I do think that the 'requirement' of pronoun use is very interesting. (Regardless of the fact that this would hardly ever actually occur in real life, or actual conversation... The first' third person issue)
All I hear is 'Well, it's just polite', or 'be kind', or 'it's just respectful'. Well, I would cordially counter that by asking what is 'polite' or 'respectful' about requiring others - probably strangers - to comply with your wishes, or requirements - and clearly if they are uncomfortable with it or unwilling to do so? It is a low level of personal coercion in my view, and it is an example of 'Concept creep' on one level. I mean to say, if I comply with your requirements, then what is next? What will you ask, or require - or demand - of me next? Perhaps that I now accept that you actually are 'female' or 'male' or even actually 'Napoleon'? Will I then have to buy into your entire package of fantasy and delusion? (In some cases of course, not all). I will not be rude or unpleasant at all, but I am not going along with you on this I'm afraid. How you deal with that is up to you. (I shall expect a delightful visit then, from our boys in blue and rainbow lanyards...)

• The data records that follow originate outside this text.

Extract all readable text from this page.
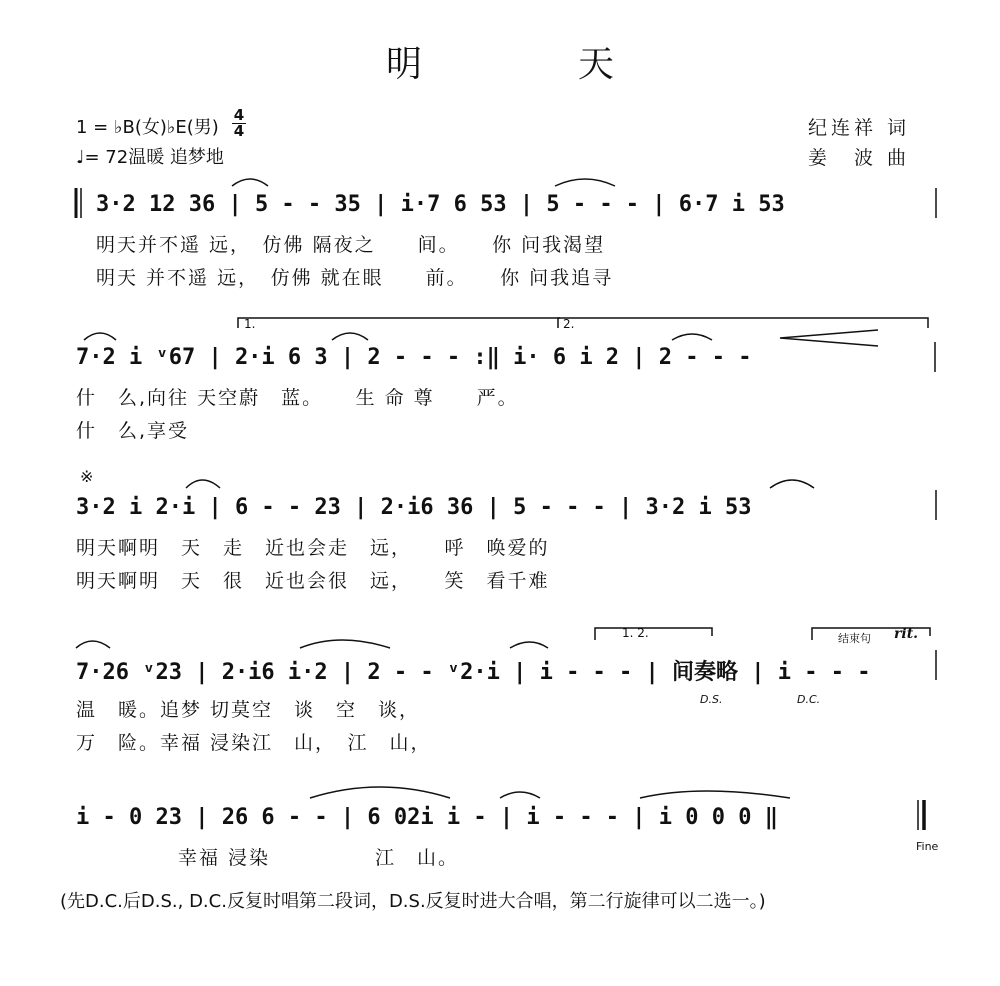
明　天
1 = ♭B(女)♭E(男)
4
4
♩= 72温暖 追梦地
纪连祥 词
姜　波 曲
3·2 12 36 | 5 - - 35 | i·7 6 53 | 5 - - - | 6·7 i 53
明天并不遥 远，　仿佛 隔夜之　　间。　　你 问我渴望
明天 并不遥 远，　仿佛 就在眼　　前。　　你 问我追寻
1.	2.
7·2 i ᵛ67 | 2·i 6 3 | 2 - - - :‖ i· 6 i 2 | 2 - - -
什　么,向往 天空蔚　蓝。　　生 命 尊　　严。
什　么,享受
※
3·2 i 2·i | 6 - - 23 | 2·i6 36 | 5 - - - | 3·2 i 53
明天啊明　天　走　近也会走　远，　　呼　唤爱的
明天啊明　天　很　近也会很　远，　　笑　看千难
1. 2.	结束句 rit.
7·26 ᵛ23 | 2·i6 i·2 | 2 - - ᵛ2·i | i - - - | 间奏略 | i - - -
D.S.	D.C.
温　暖。追梦 切莫空　谈　空　谈，
万　险。幸福 浸染江　山，　江　山，
i - 0 23 | 26 6 - - | 6 02i i - | i - - - | i 0 0 0 ‖
Fine
幸福 浸染　　　　　江　山。
(先D.C.后D.S., D.C.反复时唱第二段词，D.S.反复时进大合唱，第二行旋律可以二选一。)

It is for this reason that I say a firm 'no'.
I grew up in a Communist country where this was normal everyday life. If you didn't adhere to the beliefs of the Communist Party you would lose your job, your life would be made miserable, your 'friends' would abandon you and you would be considered a 'disgusting worm not deserving life'
This ideology it's showing the same signs, the same symptoms. Dictatorial and tyrannic.
I didn't let the Communist Party to control my mind and life then, I am not letting Gender Ideology to control my mind and life now.